| Gay programming has arrived - for a price
By David Zurawik, Baltimore Sun
Los Angeles Times - June 27, 2003
It might not be as headline-grabbing as the coming out of Ellen DeGeneres' character on ABC's "Ellen" six years ago, or, perhaps, even the kiss shared by gay partners Marc Shaiman and Scott Wittman during CBS' Tony Awards telecast to celebrate their award for the songs in "Hairspray." But something deeper and more important has been happening in the way
homosexuality is being portrayed on television: Viewers are being offered
some of the most enlightened images of gay, lesbian and transgendered
identity ever but only on those cable channels for which viewers are
paying a premium.
If nothing else, programming this month Gay Pride Month has
brought into sharper focus the growing disparity between images of gay and
lesbian life as seen on pay cable versus those on "free" broadcast
television.
"If you look at pay cable, there is all this interesting and sometimes
wonderful stuff starting to happen. But, more and more, it's happening
only on cable, as opposed to network TV," said Suzanna Danuta Walters, a
Georgetown University professor of women's studies and author of "All the
Rage: The Story of Gay Visibility in America." Although Walters singled
out such series as "Six Feet Under" (HBO) and "Queer as Folk" (Showtime),
the pattern extends beyond weekly series to made-for-TV movies,
documentaries and concerts covering the primary genres of cable
television.
In such programs as the Showtime movie "Soldier's Girl" and the Cinemax
documentary "Ruthie & Connie: Every Room in the House" even Ellen
DeGeneres' HBO special Saturday night, "Here and Now" the lives of gay,
lesbian and transgendered people are connected culturally and politically
to a larger community, which gives them meaning and context.
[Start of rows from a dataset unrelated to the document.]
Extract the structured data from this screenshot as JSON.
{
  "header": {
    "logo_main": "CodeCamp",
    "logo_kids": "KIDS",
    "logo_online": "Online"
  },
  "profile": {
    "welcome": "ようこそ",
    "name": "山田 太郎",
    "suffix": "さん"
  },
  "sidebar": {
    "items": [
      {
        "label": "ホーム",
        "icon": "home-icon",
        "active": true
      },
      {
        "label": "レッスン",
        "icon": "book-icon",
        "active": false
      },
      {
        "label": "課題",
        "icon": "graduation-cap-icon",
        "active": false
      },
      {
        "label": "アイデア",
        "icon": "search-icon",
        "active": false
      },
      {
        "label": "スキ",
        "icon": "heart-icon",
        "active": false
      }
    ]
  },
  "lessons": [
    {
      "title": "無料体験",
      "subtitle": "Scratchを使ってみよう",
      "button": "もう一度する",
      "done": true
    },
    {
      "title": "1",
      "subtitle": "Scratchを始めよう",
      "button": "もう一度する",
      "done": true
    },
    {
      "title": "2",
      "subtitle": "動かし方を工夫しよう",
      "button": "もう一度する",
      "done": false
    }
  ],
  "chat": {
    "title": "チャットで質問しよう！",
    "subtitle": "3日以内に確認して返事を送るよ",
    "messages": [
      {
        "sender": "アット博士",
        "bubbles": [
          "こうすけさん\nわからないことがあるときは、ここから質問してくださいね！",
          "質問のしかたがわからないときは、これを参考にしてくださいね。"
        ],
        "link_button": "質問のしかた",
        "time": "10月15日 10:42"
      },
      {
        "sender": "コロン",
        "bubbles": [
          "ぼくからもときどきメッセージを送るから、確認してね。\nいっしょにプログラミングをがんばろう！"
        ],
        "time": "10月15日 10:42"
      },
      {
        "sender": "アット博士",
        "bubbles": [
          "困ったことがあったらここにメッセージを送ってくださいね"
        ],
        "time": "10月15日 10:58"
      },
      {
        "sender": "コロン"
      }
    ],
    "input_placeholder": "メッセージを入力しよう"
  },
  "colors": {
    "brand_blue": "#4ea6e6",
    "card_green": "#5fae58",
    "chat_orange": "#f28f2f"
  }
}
Furthermore, these people are not defined primarily in opposition to or
deviation from the dominant culture. These are crucial criteria in judging
images of gay and lesbian identity in the media, Walters said.
Indeed, they are key in judging media representations of any minority,
and are the same benchmarks, for example, used by Donald Bogle to access
television images of African Americans in his book "Prime Time Blues:
African-Americans on Network Television."
Bogle praises "The Cosby Show," for example, for being "subtly and
brilliantly contextualized with African-American cultural signs and
references."
As Walters puts it in applying the principles to gay identity, "One of
the measures of really progressive gay representations is when gays are
not just tokenized accessories to heterosexual life, but are depicted as
producing, living in and benefiting from a rich and vibrant multicultural
gay community. And that's what you are starting to see on pay cable."